Quindi? Non ho risposte. Si tratta di uno di quei casi che capitano sempre più spesso e ci colgono di sorpresa. Non so con quale categoria interpretare, se non con quel «uncanny valley» a mezzo del quale vengono definiti i fenomeni la cui capacità di disorientare è data da un confine incerto tra umano e artificiale, e che per estensione, direi, definisce anche i fenomeni che documentano il verificarsi di sincronie e coincidenze nella nostra attività on line. A volte saltano agli occhi e ci sbalordiscono, ma io ho l’impressione che la nostra esistenza quotidiana sia sempre più permeata di segrete ricorrenze, simmetrie e rifrazioni, le quali saranno un effetto, immagino, della capacità esponenziale degli algoritmi d’integrarsi nella vita materiale, di radicarsi nei nostri scambi, di conoscere e interpretare le relazioni umane, di nutrirsene, di prevederle e di rafforzarle negli spazi dove gli algoritmi operano creando. E la pandemia non può che aver accelerato questo processo, versando benzina nelle macchine.

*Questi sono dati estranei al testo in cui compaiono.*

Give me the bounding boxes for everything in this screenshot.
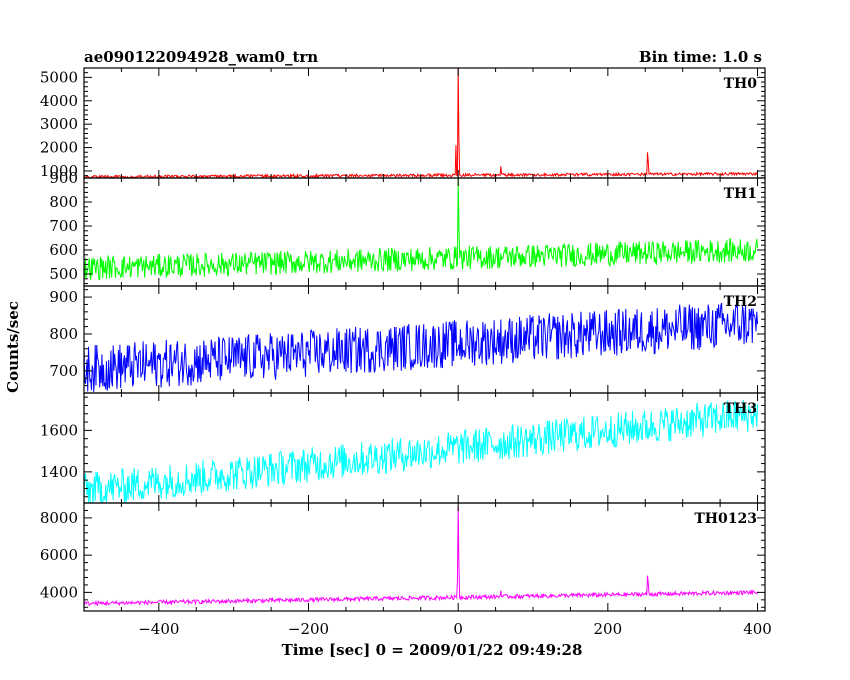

Osservare la ricorrenza di certi casi somiglia un po’ all’ascolto di un rumore, più rumori, uno sgocciolio, un piccolo scatto o un rintocco metallico, insomma il lavorio che a volte avvertiamo tra le tubature nei muri delle nostre case, senza capire bene di che cosa si tratta e del quale finiamo per dimenticarci.

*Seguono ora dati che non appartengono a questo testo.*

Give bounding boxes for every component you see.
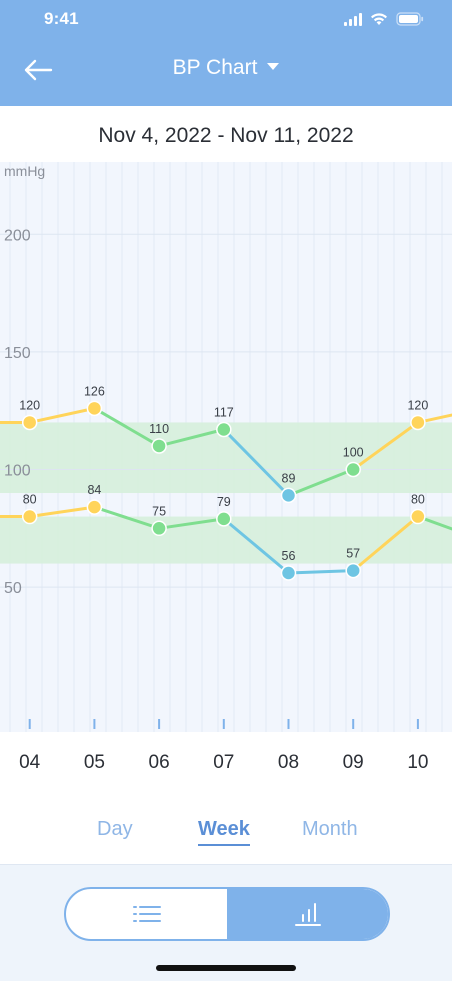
data-point	[86, 499, 103, 515]
series-segment	[351, 515, 420, 573]
x-tick-label: 09	[342, 752, 364, 773]
data-label: 57	[346, 547, 360, 561]
chart-view-button[interactable]	[227, 889, 388, 939]
signal-icon	[344, 12, 362, 26]
data-label: 80	[23, 493, 37, 507]
series-segment	[28, 406, 96, 424]
data-label: 75	[152, 504, 166, 518]
header: 9:41 BP Chart	[0, 0, 452, 106]
series-segment	[157, 517, 226, 530]
y-axis-unit-label: mmHg	[4, 163, 46, 179]
data-point	[151, 438, 167, 454]
date-range: Nov 4, 2022 - Nov 11, 2022	[98, 124, 354, 147]
data-point	[345, 562, 361, 579]
data-label: 120	[19, 398, 40, 412]
tab-week[interactable]: Week	[198, 818, 250, 846]
series-segment	[92, 406, 161, 448]
tab-month[interactable]: Month	[302, 818, 358, 840]
data-point	[21, 414, 38, 431]
bottom-bar	[0, 864, 452, 981]
data-label: 110	[149, 422, 169, 436]
list-icon	[132, 906, 161, 922]
series-segment	[222, 517, 290, 575]
y-tick-label: 50	[4, 580, 22, 597]
data-point	[216, 421, 232, 438]
data-label: 89	[282, 471, 296, 485]
data-point	[216, 511, 232, 527]
series-segment	[28, 505, 96, 519]
data-point	[86, 400, 103, 417]
data-point	[151, 520, 167, 537]
page-title: BP Chart	[172, 56, 258, 79]
x-tick-label: 10	[407, 752, 429, 773]
data-point	[21, 508, 38, 525]
y-tick-label: 200	[4, 227, 31, 244]
view-toggle	[64, 887, 390, 941]
x-tick-label: 06	[148, 752, 170, 773]
period-tabs: Day Week Month	[0, 812, 452, 852]
series-segment	[157, 428, 226, 448]
series-segment	[287, 468, 355, 497]
series-segment	[222, 428, 290, 497]
data-point	[410, 508, 426, 525]
tab-day[interactable]: Day	[97, 818, 133, 840]
data-point	[345, 461, 361, 478]
x-axis-labels: 04 05 06 07 08 09 10	[0, 752, 452, 782]
series-segment	[287, 569, 355, 575]
data-label: 100	[343, 446, 364, 460]
data-label: 56	[282, 549, 296, 563]
bp-line-chart[interactable]: 50 100 150 200 120 126 110 117 89 100 120 80 84 75 79 5…	[0, 162, 452, 732]
data-label: 126	[84, 384, 105, 398]
back-button[interactable]	[18, 54, 58, 86]
data-point	[280, 565, 297, 581]
x-tick-label: 07	[213, 752, 235, 773]
x-tick-label: 05	[83, 752, 105, 773]
data-point	[410, 414, 426, 431]
home-indicator	[156, 965, 296, 971]
data-point	[280, 487, 297, 504]
series-segment	[351, 420, 420, 471]
list-view-button[interactable]	[66, 889, 227, 939]
y-tick-label: 150	[4, 345, 31, 362]
data-label: 80	[411, 493, 425, 507]
data-label: 117	[214, 406, 234, 420]
x-tick-label: 08	[277, 752, 300, 773]
series-segment	[92, 505, 161, 530]
bar-chart-icon	[294, 903, 321, 926]
battery-icon	[396, 12, 424, 26]
series-segment	[416, 413, 452, 424]
caret-down-icon	[267, 62, 280, 70]
chart-type-dropdown[interactable]: BP Chart	[0, 56, 452, 80]
arrow-left-icon	[24, 59, 53, 81]
status-time: 9:41	[44, 9, 79, 28]
status-icons	[344, 11, 424, 27]
data-label: 120	[407, 398, 428, 412]
series-segment	[416, 515, 452, 531]
x-tick-label: 04	[19, 752, 41, 773]
data-label: 84	[87, 483, 101, 497]
wifi-icon	[371, 13, 387, 25]
data-label: 79	[217, 495, 231, 509]
y-tick-label: 100	[4, 463, 31, 480]
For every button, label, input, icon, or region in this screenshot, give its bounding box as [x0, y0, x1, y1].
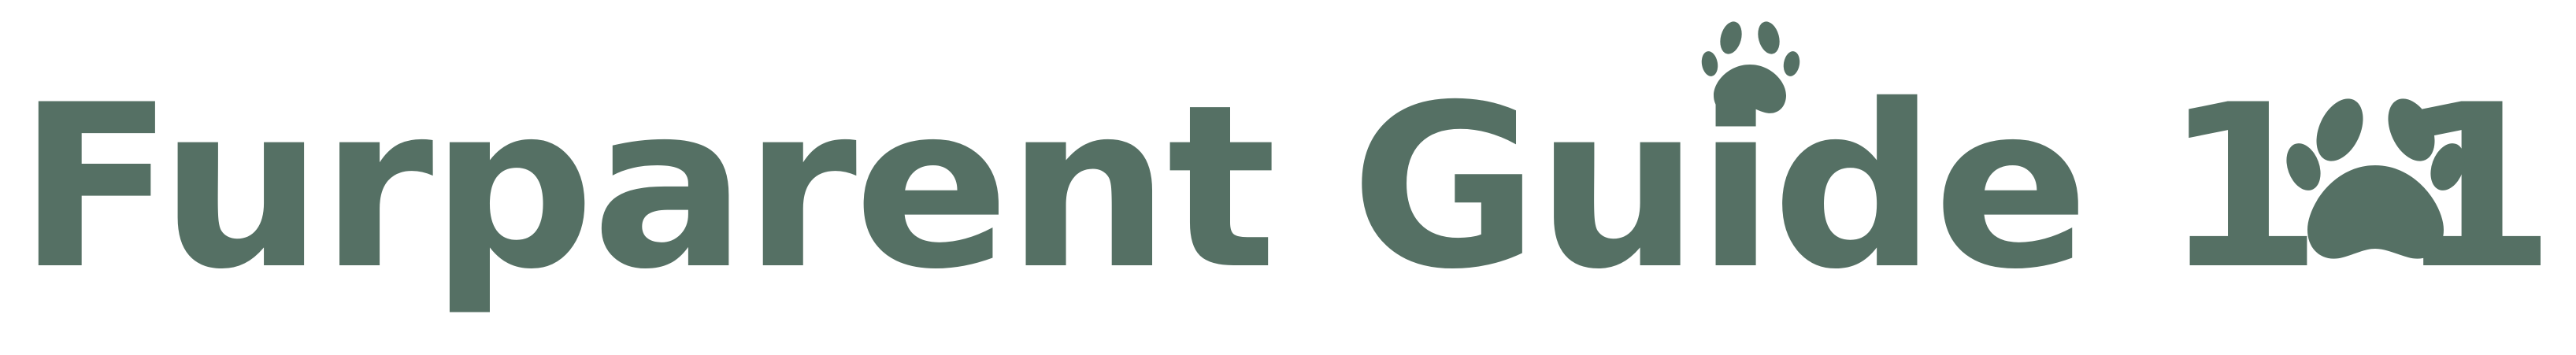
logo-wordmark: Furparent Guide 1 1 [17, 57, 2553, 319]
paw-print-icon [1701, 21, 1800, 113]
paw-print-icon [2286, 98, 2465, 259]
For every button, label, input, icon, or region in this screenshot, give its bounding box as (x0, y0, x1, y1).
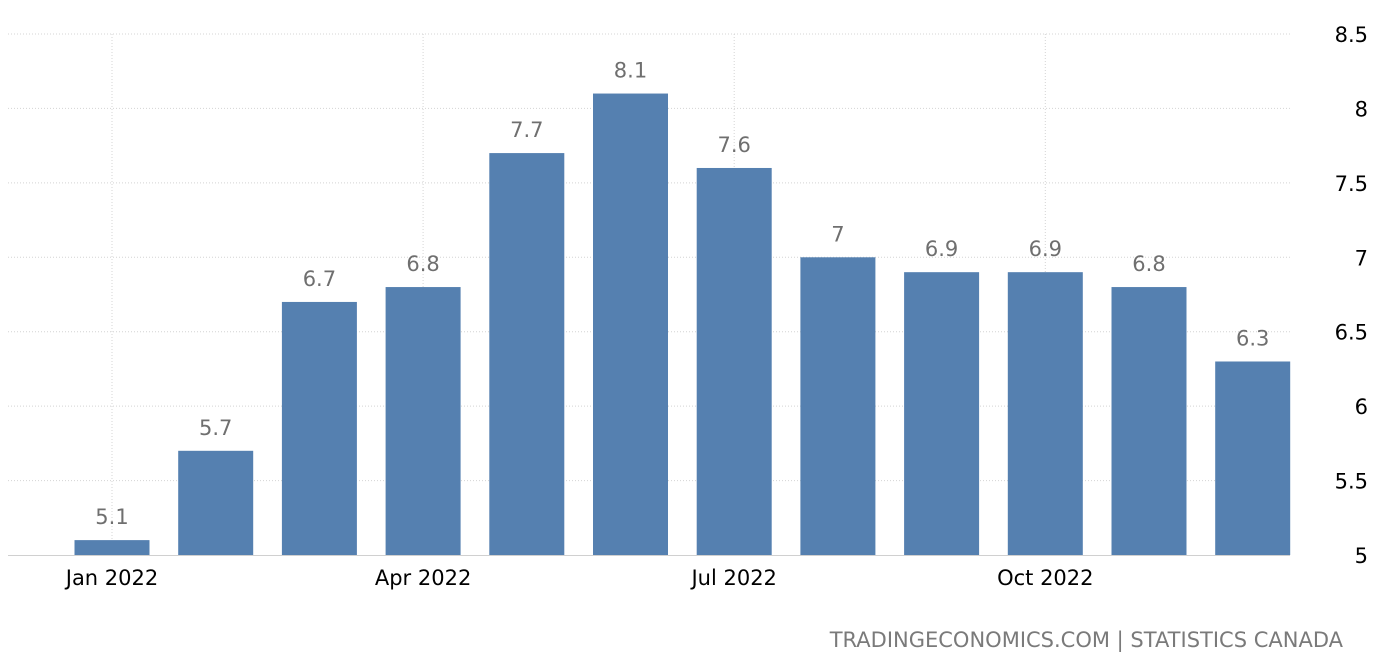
data-label: 6.3 (1236, 326, 1269, 350)
bar[interactable] (1215, 361, 1291, 555)
y-tick-label: 8.5 (1335, 23, 1368, 47)
bar[interactable] (800, 257, 876, 555)
bar[interactable] (385, 287, 461, 555)
bar[interactable] (1007, 272, 1083, 555)
bar[interactable] (489, 153, 565, 556)
y-tick-label: 6 (1355, 395, 1368, 419)
bar[interactable] (593, 93, 668, 556)
x-tick-label: Jan 2022 (64, 566, 159, 590)
x-tick-label: Jul 2022 (689, 566, 776, 590)
data-label: 5.1 (95, 505, 128, 529)
data-label: 7 (831, 222, 844, 246)
data-label: 7.7 (510, 118, 543, 142)
bar[interactable] (904, 272, 980, 555)
bar[interactable] (178, 450, 254, 555)
data-label: 6.7 (303, 267, 336, 291)
data-label: 8.1 (614, 59, 647, 83)
data-label: 5.7 (199, 416, 232, 440)
bar[interactable] (696, 167, 772, 555)
bar[interactable] (1111, 287, 1187, 555)
y-tick-label: 6.5 (1335, 321, 1368, 345)
y-axis: 5 5.5 6 6.5 7 7.5 8 8.5 (1335, 23, 1368, 568)
x-tick-label: Apr 2022 (375, 566, 471, 590)
data-label: 6.9 (925, 237, 958, 261)
bar[interactable] (74, 540, 150, 555)
x-tick-label: Oct 2022 (997, 566, 1093, 590)
y-tick-label: 7.5 (1335, 172, 1368, 196)
y-tick-label: 5 (1355, 544, 1368, 568)
y-tick-label: 7 (1355, 246, 1368, 270)
bars-layer (74, 93, 1291, 556)
x-axis: Jan 2022 Apr 2022 Jul 2022 Oct 2022 (8, 555, 1290, 590)
y-tick-label: 5.5 (1335, 470, 1368, 494)
bar[interactable] (281, 301, 357, 555)
source-attribution: TRADINGECONOMICS.COM | STATISTICS CANADA (829, 628, 1344, 653)
data-label: 6.8 (406, 252, 439, 276)
data-label: 6.8 (1132, 252, 1165, 276)
data-label: 6.9 (1029, 237, 1062, 261)
data-labels-layer: 5.1 5.7 6.7 6.8 7.7 8.1 7.6 7 6.9 6.9 6.8 6.3 (95, 59, 1269, 530)
y-tick-label: 8 (1355, 97, 1368, 121)
data-label: 7.6 (717, 133, 750, 157)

Non confonderei il caso del video di Baghetti e di Johan Sebastian Bach con la trasmissione a distanza del pensiero che chiamiamo telepatia. La telepatia, ammesso che esista, prevede consapevolezza. Potrebbe trattarsi invece di un travaso telepatico di memorie, gusti, immaginario, temperature, intensità, categorie, sensibilità, che avviene da un corpo all’altro senza consapevolezza delle parti coinvolte. Ma in fondo, non è così che ci s’influenza e contagia, da sempre, gli uni con gli altri? Le mie considerazioni sono quelle di un non esperto, che come altri esseri umani vive parte della propria vita online. In un contesto così oscuro e in espansione non si può che vivere in una condizione di ingenuità e inconsapevolezza. Come disse in un documentario l’ex Segretario della Difesa americana Donald Rumsfeld: «Ci sono cose che sappiamo di sapere. Sappiamo anche che ci sono incognite conosciute, cioè sappiamo che ci sono alcune cose che non conosciamo. Ma ci sono anche incognite sconosciute; ovvero ci sono cose che non sappiamo di non sapere» («there are things we know we know. We also know there are known unknowns; that is to say we know there are some things we do not know»).